Imagine you get an email with a shipping update for your package. When you open it, you learn your order has been stolen by pirates, and you need to act immediately to get a refund by clicking a link.
Do you click?
Hopefully not, because that was a phishing email drafted by high school students during the first ever Cybersecurity High School Expo hosted by the Commonwealth Cyber Initiative Coastal Virginia Node.
About 50 students from high schools in Norfolk and Virginia Beach came to campus Friday for the inaugural event, meeting with ODU cybersecurity students and experts to learn about different career paths within the field and how Old Dominion University can help them reach their goals. These students are already studying cybersecurity through their schools, so the expo helped them see the different directions they could go.
“The whole thing is boosting my experience,” said Nick Moore, a senior at the Advanced Technology Center in Virginia Beach.
Throughout the morning, students went from room to room in the Webb Student Center to tackle hands-on activities like learning how to identify phishing schemes – emails, messages and calls that are designed to trick a person into sharing personal information with nefarious entities. This activity included the students writing their own, showing how they understood the methods used to deceive people in these kinds of cyberattacks.

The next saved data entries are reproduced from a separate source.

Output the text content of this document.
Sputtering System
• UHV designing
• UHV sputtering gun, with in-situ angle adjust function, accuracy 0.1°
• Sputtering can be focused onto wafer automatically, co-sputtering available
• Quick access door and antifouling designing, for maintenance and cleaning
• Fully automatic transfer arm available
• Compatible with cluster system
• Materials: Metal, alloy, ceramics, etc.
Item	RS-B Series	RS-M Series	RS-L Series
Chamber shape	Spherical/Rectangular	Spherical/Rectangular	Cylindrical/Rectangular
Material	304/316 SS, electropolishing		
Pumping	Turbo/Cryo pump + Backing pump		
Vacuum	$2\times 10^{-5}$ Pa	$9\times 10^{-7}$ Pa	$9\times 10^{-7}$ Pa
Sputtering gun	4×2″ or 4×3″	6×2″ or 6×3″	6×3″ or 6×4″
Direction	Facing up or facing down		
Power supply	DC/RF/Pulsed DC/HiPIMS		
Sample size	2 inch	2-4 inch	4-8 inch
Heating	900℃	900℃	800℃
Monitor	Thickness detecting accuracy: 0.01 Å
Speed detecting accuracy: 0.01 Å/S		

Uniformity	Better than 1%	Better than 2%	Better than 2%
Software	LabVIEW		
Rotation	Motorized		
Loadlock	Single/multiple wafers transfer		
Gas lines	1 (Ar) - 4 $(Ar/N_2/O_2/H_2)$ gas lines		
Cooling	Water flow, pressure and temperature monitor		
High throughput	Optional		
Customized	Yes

There were representatives from the Nava Information Warfare Center, Brooks Crossing Innovation Lab and the Virginia Space Grant Consortium leading the activities.
In a panel with experts and current cybersecurity students at ODU, the high school students learned about artificial intelligence and its impact on the field as well as how cybersecurity affects every industry. Panelists emphasized that even if the high schoolers decide not to pursue a degree in cybersecurity, it is good to be aware to protect future business ventures and personal information.
“I think cybersecurity is open to anybody with any skill set,” said John Costanzo, chief administrative officer for the Coastal Virginia Center for Cyber Innovation. “You can look at policy. You can look at other things besides just the technical side of it.”
The high schoolers also learned about the opportunities they can find at the University, should they choose to attend.
For high schoolers getting ready to decide what comes after graduation, college can seem a bit daunting. There is navigating financial aid and an entirely new school environment. Angel Perryman, a senior at Norview High School in Norfolk, has already been accepted into ODU, so being around the cybersecurity students at Webb Center gave him a taste of what is to come.
“Being in this building and learning about cybersecurity, I can really understand that the future is not scary – it’s just different,” Perryman said.
Deborah Marshall, a teacher specialist in career and technical education at Norfolk Public Schools, said the expo was a great opportunity for the students to get out of the classroom.
“They get to ask questions of people they don’t get to necessarily see in their classrooms,” Marshall said. “Going outside of your classrooms walls to learn is just as important as being in the classroom.”
Virginia Beach City Public Schools’ Linda Lavender, a network administration and cybersecurity instructor, said she hopes bringing the high schoolers to ODU encourages them to seriously consider its cybersecurity program after graduating high school. She added that events like the Cybersecurity High School Expo shows students what they could be a part of.